Areas we serve: Carver, Duxbury, Halifax, Hanover, Hanson, Kingston,
Marshfield, Pembroke, Plymouth, Plympton and Rockland
Who we are: Operating Principles
The South Shore Community Partners in Prevention (CHNA 23) is one of 27 Community Health Network Areas (CHNA) across Massachusetts. Created by the Department of Public Health in 1992, the CHNAs are an initiative to improve health through local collaborations. The alliance is a partnership between the Massachusetts Department of Public Health, Southeast Center for Healthy Communities, residents, hospitals, local service agencies, schools, businesses, boards of health, and other concerned citizens who are working together to identify the health needs of member communities, find ways to address those needs, and improve the health of the community.
As part of this statewide effort to develop, implement, and integrate community projects that effectively utilize community resources to improve health status, South Shore Community Partners in Prevention has maintained the following goals:
Build collaborations focused on the MA Department of Public Health’s statewide public health priorities
Support the assessment and response to unmet community health and wellness needs
Promote the work of South Shore Community Partners in Prevention within the region
Support and promote the work of individual SSCPP members
The South Shore Community Partners in Prevention (SSCPP) has focused upon establishing a broader, more comprehensive approach to developing healthier communities in the 11 towns that comprise the SSCPP. Healthy communities embrace the following principles:
A broad definition of “health”;
A broad definition of “community”;
A shared vision from community values;
Quality of life for everyone;
Diverse citizen participation and ownership;
Focus on systems change;
Build capacity using local assets and resources;
Benchmark and measure progress and outcomes; and
Youth development.
The focus is deliberately broad to encompass our ideals as well as member agencies.
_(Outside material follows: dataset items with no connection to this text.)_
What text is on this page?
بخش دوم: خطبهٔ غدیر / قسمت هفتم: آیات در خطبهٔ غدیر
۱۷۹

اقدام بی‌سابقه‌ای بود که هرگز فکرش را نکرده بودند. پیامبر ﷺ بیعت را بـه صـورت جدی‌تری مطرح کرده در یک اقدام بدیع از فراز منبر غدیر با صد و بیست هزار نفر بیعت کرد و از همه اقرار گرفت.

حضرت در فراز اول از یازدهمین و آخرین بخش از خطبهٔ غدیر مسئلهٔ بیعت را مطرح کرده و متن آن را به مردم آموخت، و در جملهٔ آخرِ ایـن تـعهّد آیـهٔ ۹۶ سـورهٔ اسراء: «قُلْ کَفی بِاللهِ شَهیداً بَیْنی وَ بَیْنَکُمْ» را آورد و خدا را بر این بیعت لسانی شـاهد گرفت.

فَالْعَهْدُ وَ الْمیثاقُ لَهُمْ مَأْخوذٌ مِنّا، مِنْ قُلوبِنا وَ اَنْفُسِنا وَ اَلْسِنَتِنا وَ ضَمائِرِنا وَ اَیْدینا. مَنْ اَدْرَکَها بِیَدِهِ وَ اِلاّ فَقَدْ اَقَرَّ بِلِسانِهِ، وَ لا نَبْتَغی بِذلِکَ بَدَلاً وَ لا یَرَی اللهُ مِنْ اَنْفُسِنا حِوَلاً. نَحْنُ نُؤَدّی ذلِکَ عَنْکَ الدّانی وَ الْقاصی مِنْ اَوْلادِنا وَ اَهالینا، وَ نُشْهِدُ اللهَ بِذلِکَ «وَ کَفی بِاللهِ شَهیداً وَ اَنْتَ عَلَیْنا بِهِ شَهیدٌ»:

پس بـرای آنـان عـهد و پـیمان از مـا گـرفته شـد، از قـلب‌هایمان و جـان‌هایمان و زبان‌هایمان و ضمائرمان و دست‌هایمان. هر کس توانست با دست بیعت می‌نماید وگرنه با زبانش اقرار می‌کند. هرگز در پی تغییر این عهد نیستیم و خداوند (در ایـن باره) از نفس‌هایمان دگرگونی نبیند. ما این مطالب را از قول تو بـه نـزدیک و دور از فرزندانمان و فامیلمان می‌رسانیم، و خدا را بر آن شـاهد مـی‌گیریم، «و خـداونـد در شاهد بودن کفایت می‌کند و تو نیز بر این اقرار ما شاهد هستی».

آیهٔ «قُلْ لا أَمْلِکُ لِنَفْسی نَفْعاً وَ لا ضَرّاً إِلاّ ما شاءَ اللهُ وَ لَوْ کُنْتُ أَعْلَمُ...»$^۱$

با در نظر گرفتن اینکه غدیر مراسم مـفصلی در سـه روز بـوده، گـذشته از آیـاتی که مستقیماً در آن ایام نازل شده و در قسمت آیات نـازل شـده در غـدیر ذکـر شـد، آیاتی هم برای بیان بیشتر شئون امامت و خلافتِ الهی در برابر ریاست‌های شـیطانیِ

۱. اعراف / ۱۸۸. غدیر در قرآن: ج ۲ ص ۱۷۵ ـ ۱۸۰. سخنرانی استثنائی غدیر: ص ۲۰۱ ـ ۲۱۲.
By being broad and inclusive we hope to engage all the SSCPP members in working toward building healthier communities throughout our 11 SSCPP towns.
What is Health Literacy?
Health literacy is the degree to which individuals have the capacity to obtain, communicate, and process basic health information and services and to advocate for and to understand their responsibilities for their own health to make informed health decisions.
What is a CHNA?
Community Health Network Areas (CHNAs) are coalitions of public, nonprofit and private sectors working together to build healthier communities through community-based prevention planning and health promotion. The Massachusetts Department of Public Health (DPH) established CHNAs in 1992. Today, CHNAs involve each of the state’s 351 towns and cities through 27 networks.
CHNAs play an important role in addressing DPH’s statewide public health priorities:
Eliminating racial and ethnic health disparities and their social determinants
Promoting wellness in the home, workplace, school, and community
Preventing and managing chronic disease
CHNAs collaboratively identify local and regional health priorities, design community-based prevention plans, and track success in achieving healthier communities. CHNAs develop new health improvement projects as initial projects are completed.